We had a long talk after that, and it was at this point when I realized a couple of things:
If you don't have much to say, don't force it. And if you approach your job to entertain yourself, you won't be employed for very long.
After our conversation, Schneides felt kind of bad. He had been brutally honest with me. He felt I had talent and intelligence, but told me I had to get serious and up my game.
As I was leaving his office, he called me back and said something that I will never forget.
"Art, you arrive everyday in this business," he said. "Because there are so many people trying to take what you have and they'll do anything to get it.
"Be aware of your surroundings and pick your friends wisely."
It was the best single piece of advice I have ever been given about the media business.
Once I started working in Detroit, I saw less and less of Schneides. Whenever I would see him, we would talk about everything under the sun, with an emphasis on Michigan athletics.
Over the last several years, he couldn't work any longer, and I would often see this frail man sitting by himself in the Michigan press box and think, "Geez, that guy looks familiar."
Finally, it dawned on me. It was Jim. I'd go over and we'd relive the old days. His voice was weak, but his spirit was strong and sense of humor was still wicked.
The last time I saw him, he told me how happy he was for me. He recalled our little "talk" decades ago, smiled and said, "You haven't changed much. You're still pretty high strung."

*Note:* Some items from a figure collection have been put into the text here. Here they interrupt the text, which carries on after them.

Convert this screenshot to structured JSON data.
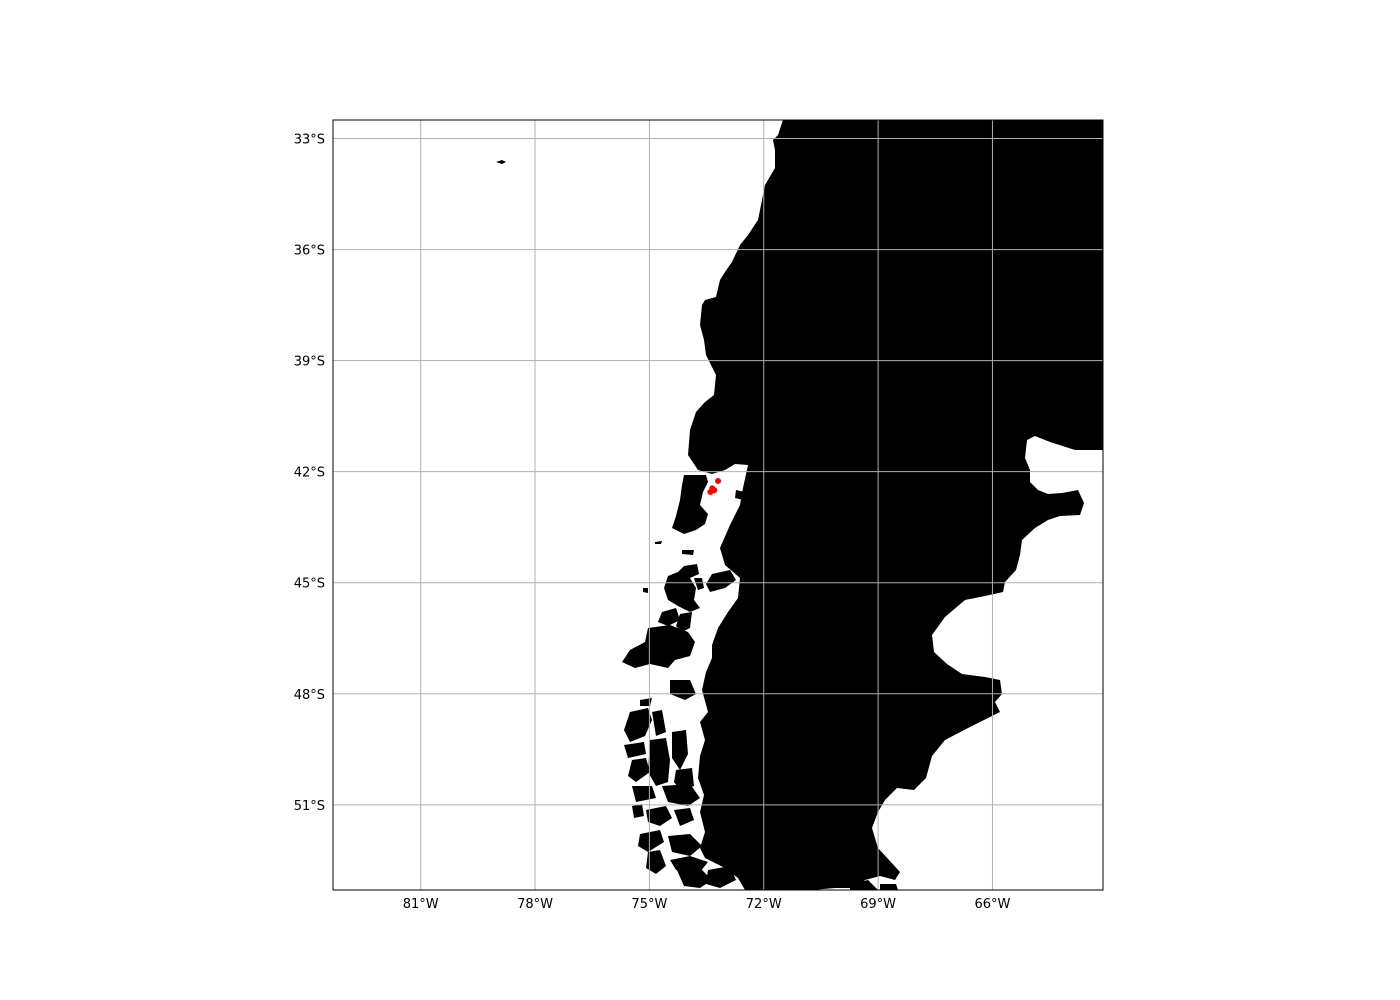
{
  "map": {
    "projection": "PlateCarree",
    "extent": {
      "lon": [
        -83.3,
        -63.1
      ],
      "lat": [
        -53.3,
        -32.5
      ]
    },
    "land_color": "#000000",
    "ocean_color": "#ffffff",
    "grid": true,
    "grid_color": "#b0b0b0",
    "lon_ticks": [
      {
        "value": -81,
        "label": "81°W"
      },
      {
        "value": -78,
        "label": "78°W"
      },
      {
        "value": -75,
        "label": "75°W"
      },
      {
        "value": -72,
        "label": "72°W"
      },
      {
        "value": -69,
        "label": "69°W"
      },
      {
        "value": -66,
        "label": "66°W"
      }
    ],
    "lat_ticks": [
      {
        "value": -33,
        "label": "33°S"
      },
      {
        "value": -36,
        "label": "36°S"
      },
      {
        "value": -39,
        "label": "39°S"
      },
      {
        "value": -42,
        "label": "42°S"
      },
      {
        "value": -45,
        "label": "45°S"
      },
      {
        "value": -48,
        "label": "48°S"
      },
      {
        "value": -51,
        "label": "51°S"
      }
    ],
    "markers": {
      "color": "#ff0000",
      "points": [
        {
          "lon": -73.2,
          "lat": -42.25
        },
        {
          "lon": -73.35,
          "lat": -42.45
        },
        {
          "lon": -73.4,
          "lat": -42.55
        },
        {
          "lon": -73.3,
          "lat": -42.5
        }
      ]
    }
  }
}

We both laughed and then I walked away.
Looking back at it, I should have thanked him for everything he did for me, and am hoping that somehow he knew that what I have today is because he took a chance on helping a longed-hair nobody break into this business.
Jim Schneider was always there for me. He was always there for everybody.
Now he's gone.
My life is better because of him. We should all be so fortunate to have a Jim Schneider in our lives.